An inquest into Amman’s death at the Royal Courts of Justice heard Amman had been provided with support from both a practical and a theological mentor, both of whom had met with him following his release from prison earlier in January.

Sudesh Amman inquest
CCTV footage of Sudesh Amman walking along Streatham High Road on the day of the attack (Metropolitan Police/PA)

The pair described being “shocked” and “gobsmacked” when they realised they knew the man responsible for the atrocity, on Streatham High Road, on February 2.

A report prepared by Witness M following his final meeting, read by Jonathan Hough QC, counsel to the inquest, said: “He (Amman) said he now realised that people who hurt other people through things like acts of terror were pushing people away from the faith and causing hatred.”

Giving evidence to the inquest on Wednesday, Witness M said Amman had been “the most relaxed that I’d seen him” in all of their previous four face-to-face chats, both in prison and out.

Witness M said: “He was happy to talk, he had no moments where he held back from saying anything and he seemed happy and relieved at being released.

“I took him at his word. He seemed sincere the way he was saying it.”

Asked by Mr Hough if Amman had been “plausible”, Witness M replied: “Yes, I believe he was.”

Streatham terror attack
Police conduct a finger tip search following the terror attack in Streatham High Road (Aaron Chown/PA)

He added he did not feel the need to report any behaviour of concern about Amman but had later felt “shocked” after reports of the attack emerged.

Witness M said: “I saw when it said the incident was in Streatham, I knew I visited him, I hoped it wasn’t (him).

“I kept watching the news and I had a little bit of disbelief, to be honest.”

A second mentor, known only as Witness T to protect his identity, said his duty was to discuss religious matters with Amman during their only meeting, on January 29 2020.

A report prepared for Witness T ahead of that meeting raised a number of concerns with Amman, including over his “mindset”, his potential for indoctrination, and his need for status.

Sudesh Amman inquest
Sudesh Amman running along Streatham High Road as he stabbed passers by (Metropolitan Police/PA)

Following that meeting, Witness T described how Amman revealed himself to be “ignorant” of Islam, but said he had “kept to himself” in the week since his release from prison to a Streatham probation hostel in case people believed he was radicalising others.

Witness T agreed with Mr Hough that Amman’s background of offending and behaviour in prison meant he presented as “quite a tough case”.

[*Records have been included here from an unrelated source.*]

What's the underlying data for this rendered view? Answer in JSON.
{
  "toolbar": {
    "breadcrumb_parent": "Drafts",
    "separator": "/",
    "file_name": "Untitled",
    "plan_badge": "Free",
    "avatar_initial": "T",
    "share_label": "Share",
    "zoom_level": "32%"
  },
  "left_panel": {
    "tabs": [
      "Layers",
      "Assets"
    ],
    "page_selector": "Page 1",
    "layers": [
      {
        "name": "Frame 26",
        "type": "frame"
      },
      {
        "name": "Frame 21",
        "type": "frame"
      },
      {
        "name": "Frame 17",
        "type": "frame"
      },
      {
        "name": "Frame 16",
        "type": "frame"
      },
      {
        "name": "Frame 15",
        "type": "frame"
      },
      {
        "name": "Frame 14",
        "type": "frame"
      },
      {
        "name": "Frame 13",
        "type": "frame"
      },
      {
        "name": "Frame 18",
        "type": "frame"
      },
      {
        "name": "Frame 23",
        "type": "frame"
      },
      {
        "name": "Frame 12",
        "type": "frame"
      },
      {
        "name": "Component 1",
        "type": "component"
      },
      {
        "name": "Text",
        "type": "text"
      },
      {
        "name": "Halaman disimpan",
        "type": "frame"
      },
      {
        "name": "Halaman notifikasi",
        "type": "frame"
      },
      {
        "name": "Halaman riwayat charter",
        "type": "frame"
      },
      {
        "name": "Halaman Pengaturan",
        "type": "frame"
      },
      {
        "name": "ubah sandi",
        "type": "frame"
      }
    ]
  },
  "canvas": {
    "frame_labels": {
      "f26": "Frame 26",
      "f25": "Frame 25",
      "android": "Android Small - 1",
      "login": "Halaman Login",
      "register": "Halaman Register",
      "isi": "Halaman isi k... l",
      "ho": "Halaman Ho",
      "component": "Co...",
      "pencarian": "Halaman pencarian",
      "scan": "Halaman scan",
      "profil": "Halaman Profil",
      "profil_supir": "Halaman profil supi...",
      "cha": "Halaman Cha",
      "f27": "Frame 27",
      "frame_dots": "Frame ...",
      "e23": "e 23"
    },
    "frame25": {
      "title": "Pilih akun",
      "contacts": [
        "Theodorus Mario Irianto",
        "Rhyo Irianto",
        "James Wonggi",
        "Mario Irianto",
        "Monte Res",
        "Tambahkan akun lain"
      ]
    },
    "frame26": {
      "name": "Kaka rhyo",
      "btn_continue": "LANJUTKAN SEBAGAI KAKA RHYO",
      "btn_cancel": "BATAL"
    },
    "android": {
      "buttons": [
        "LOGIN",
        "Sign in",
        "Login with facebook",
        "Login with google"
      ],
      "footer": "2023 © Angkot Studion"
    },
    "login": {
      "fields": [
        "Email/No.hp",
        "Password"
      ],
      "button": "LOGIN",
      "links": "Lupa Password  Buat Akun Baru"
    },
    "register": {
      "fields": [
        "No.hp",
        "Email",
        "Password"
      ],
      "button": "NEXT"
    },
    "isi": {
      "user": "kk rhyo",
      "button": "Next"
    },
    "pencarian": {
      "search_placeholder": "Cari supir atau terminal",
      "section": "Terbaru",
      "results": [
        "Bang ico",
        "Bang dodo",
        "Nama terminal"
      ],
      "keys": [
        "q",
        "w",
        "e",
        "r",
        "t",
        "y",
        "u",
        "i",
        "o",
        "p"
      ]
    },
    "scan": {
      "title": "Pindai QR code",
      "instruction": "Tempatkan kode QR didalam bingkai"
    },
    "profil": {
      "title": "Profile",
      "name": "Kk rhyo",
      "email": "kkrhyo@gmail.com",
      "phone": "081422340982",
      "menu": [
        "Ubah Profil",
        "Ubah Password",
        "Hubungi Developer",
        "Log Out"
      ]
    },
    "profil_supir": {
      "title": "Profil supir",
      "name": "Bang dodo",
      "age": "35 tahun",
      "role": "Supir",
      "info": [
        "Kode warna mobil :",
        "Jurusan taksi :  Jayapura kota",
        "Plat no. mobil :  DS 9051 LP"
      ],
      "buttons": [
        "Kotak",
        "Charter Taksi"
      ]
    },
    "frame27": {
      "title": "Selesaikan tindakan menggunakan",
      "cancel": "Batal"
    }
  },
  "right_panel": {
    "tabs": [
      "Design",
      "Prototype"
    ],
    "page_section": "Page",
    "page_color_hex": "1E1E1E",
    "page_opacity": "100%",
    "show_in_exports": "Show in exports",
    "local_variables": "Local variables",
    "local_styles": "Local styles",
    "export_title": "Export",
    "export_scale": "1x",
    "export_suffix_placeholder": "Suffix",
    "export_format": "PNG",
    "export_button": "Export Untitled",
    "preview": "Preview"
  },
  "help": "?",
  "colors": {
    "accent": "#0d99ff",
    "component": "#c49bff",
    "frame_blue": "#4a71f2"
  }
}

However, Witness T said he did not get the impression that Amman was being insincere.

Witness T said he learned of Amman’s atrocity on the day it happened, leaving two people injured.

“I was gobsmacked, I was shocked, I was surprised,” he told the inquest.

His probation officer, Leon Campbell, flagged Amman’s risk of serious harm to the public ahead of his release from prison, and said he did not take at face value claims Amman made later that he no longer had an extremist mindset.

He told the inquest: “I did believe there were elements of him telling me what I wanted to hear.”

Mr Campbell said Amman would frequently “shutdown” when challenged over certain things such as his offending history.

He said he feared “local gangs” approaching him and police following him in Streatham, so said he would stay in his room.

Sudesh Amman inquest
Sudesh Amman’s probation hostel in Streatham, south London, where he lived for ten days following his release from prison (Metropolitan Police/PA)

Mr Campbell said the first he heard of the atrocity was when he finally took a phone call from Amman’s mother while out with his family after he had ignored her previous repeated attempts to contact him.

He said: “She was crying down the phone.

“I recall her saying: ‘Is it him, is it him?’

“But I had no idea.”

Amman was automatically released from Belmarsh prison on January 23, part-way through his 40-month sentence for preparing and engaging in acts of terrorism.

The inquest previously heard how prison intelligence suggested he had made threats to kill the Queen, to commit a terrorist act, and radicalise others.

The inquest was adjourned until Thursday.